3. What are the typical symptoms of amnion premature rupture

  1. Symptoms

  Sudden vaginal discharge due to various reasons, the amount of discharge can be more or less, and the discharge is usually persistent with varying durations. The initial amount is large and then gradually decreases, and a few are intermittent discharges. Vaginal discharge is usually related to changes in the position of the pregnant woman and whether she is active.

  2. Signs

  Lying on the back, fluid may be seen to flow out of the vaginal orifice, or there may be no fluid at all. If there is no fluid, when performing digital rectal examination, the posterior fornix of the vagina is elevated, the fetal head is pushed up, the fundus is pressed, or the position of the pregnant woman is changed, and fluid may flow out of the vaginal orifice. Pay attention that after these auxiliary operations, fluid may still not be seen to flow out. The fluid that flows out is usually thin and may contain meconium or fetal fat. Emergency inpatients may bring their内衣, sanitary napkins, or toilet paper to the hospital, and should be examined carefully.
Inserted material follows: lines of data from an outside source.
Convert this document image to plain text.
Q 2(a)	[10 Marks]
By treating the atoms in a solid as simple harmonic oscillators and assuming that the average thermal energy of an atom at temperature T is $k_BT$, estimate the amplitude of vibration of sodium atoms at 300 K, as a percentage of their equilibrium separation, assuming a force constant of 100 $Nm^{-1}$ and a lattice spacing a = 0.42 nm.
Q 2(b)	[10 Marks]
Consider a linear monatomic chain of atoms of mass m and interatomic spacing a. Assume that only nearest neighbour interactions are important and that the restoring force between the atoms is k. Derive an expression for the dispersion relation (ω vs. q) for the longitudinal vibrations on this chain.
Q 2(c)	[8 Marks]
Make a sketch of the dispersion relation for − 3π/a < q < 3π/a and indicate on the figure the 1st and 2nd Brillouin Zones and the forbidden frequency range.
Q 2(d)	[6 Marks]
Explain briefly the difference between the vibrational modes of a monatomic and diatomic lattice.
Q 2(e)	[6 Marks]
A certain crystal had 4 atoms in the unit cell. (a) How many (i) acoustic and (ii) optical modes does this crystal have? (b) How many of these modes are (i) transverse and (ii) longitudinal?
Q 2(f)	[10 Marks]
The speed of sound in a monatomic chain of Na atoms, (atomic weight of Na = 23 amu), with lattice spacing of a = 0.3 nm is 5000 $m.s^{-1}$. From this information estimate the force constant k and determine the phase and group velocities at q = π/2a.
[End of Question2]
4. How to prevent amnion premature rupture

  Amnion premature rupture is a common obstetric complication that can lead to pre-and postpartum infections in mothers and infants, affect fetal maturity, and increase the incidence and mortality rate of perinatal infants. Preventing and actively treating amnion premature rupture can effectively improve the prognosis of mothers and infants. Amnion premature rupture is often diagnosed by the alkaline pH of vaginal fluid test, and when the diagnosis is unclear, it can be confirmed by auxiliary examinations such as vaginal fluid smear. Since amnion premature rupture occurs at different gestational weeks, the principles of treatment are different. Generally, when the gestational age is 28 to 35 weeks and the conditions for preserving the pregnancy are allowed, active measures should be taken to preserve the pregnancy and promote fetal lung maturity. For gestational ages above 35 weeks, it can be allowed to deliver spontaneously.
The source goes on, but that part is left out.